De façon plus détaillée : 30 milliards de dollars pour l'énergie nucléaire, 4 mesures clés

 L'énergie nucléaire reste la principale source d'électricité bas carbone aux États-Unis, représentant près de la moitié de l'électricité bas carbone et près de 20 % de la production totale d'électricité. Un budget total de 30 milliards de dollars est prévu pour l'énergie nucléaire. L'IRA soutiendrait l'énergie nucléaire de plusieurs manières :

L'IRA créera un crédit d'impôt pour l'énergie nucléaire existante afin d'éviter que la production nucléaire existante ne disparaisse, ce qui entraînerait une augmentation des émissions de gaz à effet de serre. Le crédit d'impôt commencerait en 2024 et durerait jusqu'en 2032. Ce crédit serait de 0,3 cent/kWh pour l’électricité vendue et produite à partir de réacteurs nucléaires existants.

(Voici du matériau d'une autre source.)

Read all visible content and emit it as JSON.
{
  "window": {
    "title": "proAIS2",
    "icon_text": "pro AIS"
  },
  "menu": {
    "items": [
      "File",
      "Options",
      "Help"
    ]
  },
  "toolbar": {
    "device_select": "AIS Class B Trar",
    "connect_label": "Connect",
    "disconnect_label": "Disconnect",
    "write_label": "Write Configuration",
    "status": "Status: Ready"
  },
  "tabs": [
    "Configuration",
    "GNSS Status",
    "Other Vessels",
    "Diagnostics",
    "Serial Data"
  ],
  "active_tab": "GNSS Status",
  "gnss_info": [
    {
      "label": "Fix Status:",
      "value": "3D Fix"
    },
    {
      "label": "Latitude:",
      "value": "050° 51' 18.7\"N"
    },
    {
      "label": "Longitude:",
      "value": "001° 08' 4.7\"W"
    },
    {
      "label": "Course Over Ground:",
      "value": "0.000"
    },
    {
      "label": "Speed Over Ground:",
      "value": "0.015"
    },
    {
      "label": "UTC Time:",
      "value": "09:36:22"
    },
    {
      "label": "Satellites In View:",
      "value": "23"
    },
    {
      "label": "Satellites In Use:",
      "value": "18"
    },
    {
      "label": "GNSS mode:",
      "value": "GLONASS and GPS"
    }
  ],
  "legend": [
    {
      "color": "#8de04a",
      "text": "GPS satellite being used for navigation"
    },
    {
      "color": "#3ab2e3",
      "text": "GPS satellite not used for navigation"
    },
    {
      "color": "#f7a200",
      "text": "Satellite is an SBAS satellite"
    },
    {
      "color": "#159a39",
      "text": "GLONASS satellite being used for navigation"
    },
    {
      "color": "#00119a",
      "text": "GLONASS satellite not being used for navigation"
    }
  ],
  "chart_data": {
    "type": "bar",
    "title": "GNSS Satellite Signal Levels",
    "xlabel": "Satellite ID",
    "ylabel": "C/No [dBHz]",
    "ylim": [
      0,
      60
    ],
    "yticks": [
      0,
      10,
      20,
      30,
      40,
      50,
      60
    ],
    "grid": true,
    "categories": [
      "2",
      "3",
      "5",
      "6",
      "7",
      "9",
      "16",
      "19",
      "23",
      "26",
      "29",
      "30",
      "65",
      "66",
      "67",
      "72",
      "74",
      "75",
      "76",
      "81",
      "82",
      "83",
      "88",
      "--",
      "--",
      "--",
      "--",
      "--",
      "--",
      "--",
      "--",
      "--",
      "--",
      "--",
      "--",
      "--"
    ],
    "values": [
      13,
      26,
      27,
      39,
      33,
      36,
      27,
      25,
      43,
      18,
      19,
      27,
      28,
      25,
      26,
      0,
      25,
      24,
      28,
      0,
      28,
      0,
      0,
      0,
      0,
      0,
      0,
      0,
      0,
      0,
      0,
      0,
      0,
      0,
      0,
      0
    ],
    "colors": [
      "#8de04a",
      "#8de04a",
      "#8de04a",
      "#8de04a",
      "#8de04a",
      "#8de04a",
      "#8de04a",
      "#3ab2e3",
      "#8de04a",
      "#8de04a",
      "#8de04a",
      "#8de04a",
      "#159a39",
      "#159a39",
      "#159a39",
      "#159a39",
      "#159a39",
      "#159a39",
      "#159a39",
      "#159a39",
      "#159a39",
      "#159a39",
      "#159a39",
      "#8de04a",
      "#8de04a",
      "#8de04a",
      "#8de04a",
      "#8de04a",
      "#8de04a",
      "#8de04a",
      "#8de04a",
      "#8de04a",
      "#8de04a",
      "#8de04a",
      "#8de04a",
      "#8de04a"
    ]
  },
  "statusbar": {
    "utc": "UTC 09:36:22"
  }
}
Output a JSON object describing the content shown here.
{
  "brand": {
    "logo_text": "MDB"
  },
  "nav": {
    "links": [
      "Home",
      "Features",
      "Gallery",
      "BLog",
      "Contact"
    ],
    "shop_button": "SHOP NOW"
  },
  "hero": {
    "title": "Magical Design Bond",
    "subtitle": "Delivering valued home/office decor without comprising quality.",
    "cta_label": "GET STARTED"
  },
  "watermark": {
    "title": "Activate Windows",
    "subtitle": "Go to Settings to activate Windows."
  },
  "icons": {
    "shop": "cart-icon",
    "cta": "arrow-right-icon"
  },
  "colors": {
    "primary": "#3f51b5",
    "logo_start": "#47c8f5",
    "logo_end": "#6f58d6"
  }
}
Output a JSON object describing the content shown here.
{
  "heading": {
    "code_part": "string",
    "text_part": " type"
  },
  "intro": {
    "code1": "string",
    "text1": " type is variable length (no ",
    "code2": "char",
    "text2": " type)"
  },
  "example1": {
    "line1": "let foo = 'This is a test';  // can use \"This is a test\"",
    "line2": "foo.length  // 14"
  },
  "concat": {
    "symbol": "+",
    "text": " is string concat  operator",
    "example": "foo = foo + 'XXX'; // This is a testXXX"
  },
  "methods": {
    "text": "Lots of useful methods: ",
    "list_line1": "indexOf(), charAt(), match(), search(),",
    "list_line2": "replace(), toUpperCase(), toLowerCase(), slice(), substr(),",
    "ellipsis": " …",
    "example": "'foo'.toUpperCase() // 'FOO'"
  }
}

- L'IRA vise à transformer les avantages fiscaux actuels pour les énergies renouvelables en avantages technologiquement neutres s'appliquant à toutes les technologies bas carbones. Cela mettrait l'énergie nucléaire sur un pied d'égalité avec les autres énergies bas carbone et créerait des conditions de concurrence véritablement non discriminatoires.

- Des incitations supplémentaires sont prévues dans ce plan climatique pour les régions et les communautés où l'extraction de combustibles fossiles a historiquement occupé une place importante (friches industrielles, anciennes mines de charbon ou usines de charbon fermées). Ces anciennes centrales électriques peuvent être particulièrement adaptées aux projets de nouveau nucléaire (comme le site de démonstration de TerraPower dans le Wyoming). En outre, ces sites disposent souvent d'une infrastructure suffisante pour la transmission et l'approvisionnement en eau.

- Enfin, l'IRA soutiendrait la production d'uranium faiblement enrichi sur le sol américain. Ce type de combustible (HALEU, ou high-assay low-enriched uranium) sera nécessaire pour de nombreux modèles de nouveaux  réacteurs avancés. En utilisant les HALEU, les réacteurs avancés peuvent être plus compacts, nécessiter un rechargement moins fréquent et potentiellement produire moins de déchets. À l'heure actuelle, il n'existe aucune usine commerciale pour la production de HALEU en dehors de la Russie. Ce nouveau plan climatique devrait être une incitation à amener cette production aux États-Unis.

Autres mesures

Le programme de réduction des émissions de méthane (MERP) inclus dans l'IRA établit une taxe sur le gaz rejeté dans l'atmosphère et incite les exploitants à réduire leurs émissions de méthane. Amélioration du crédit d'impôt 45Q pour encourager le captage, l'élimination, le transport et le stockage du carbone : Le crédit d'impôt 45Q amélioré apporte un soutien important au captage du carbone, incitant les investisseurs et les promoteurs à capter leurs émissions de CO2 et à les empêcher de contribuer au changement climatique.

Crédit d'impôt pour la production d'hydrogène afin de soutenir le leadership des États-Unis sur carburants à zéro émission de carbone : carburants à zéro émission de carbone comme l'hydrogène et l'ammoniac ont un rôle essentiel à jouer dans la décarbonisation - notamment dans la réduction des émissions de secteurs comme le transport lourd et l'industrie lourde. Le crédit d'impôt pour l'hydrogène prévu par l'IRA encourage le déploiement de l'hydrogène à faibles émissions et contribue à soutenir un marché en expansion pour l'hydrogène produit aux États-Unis.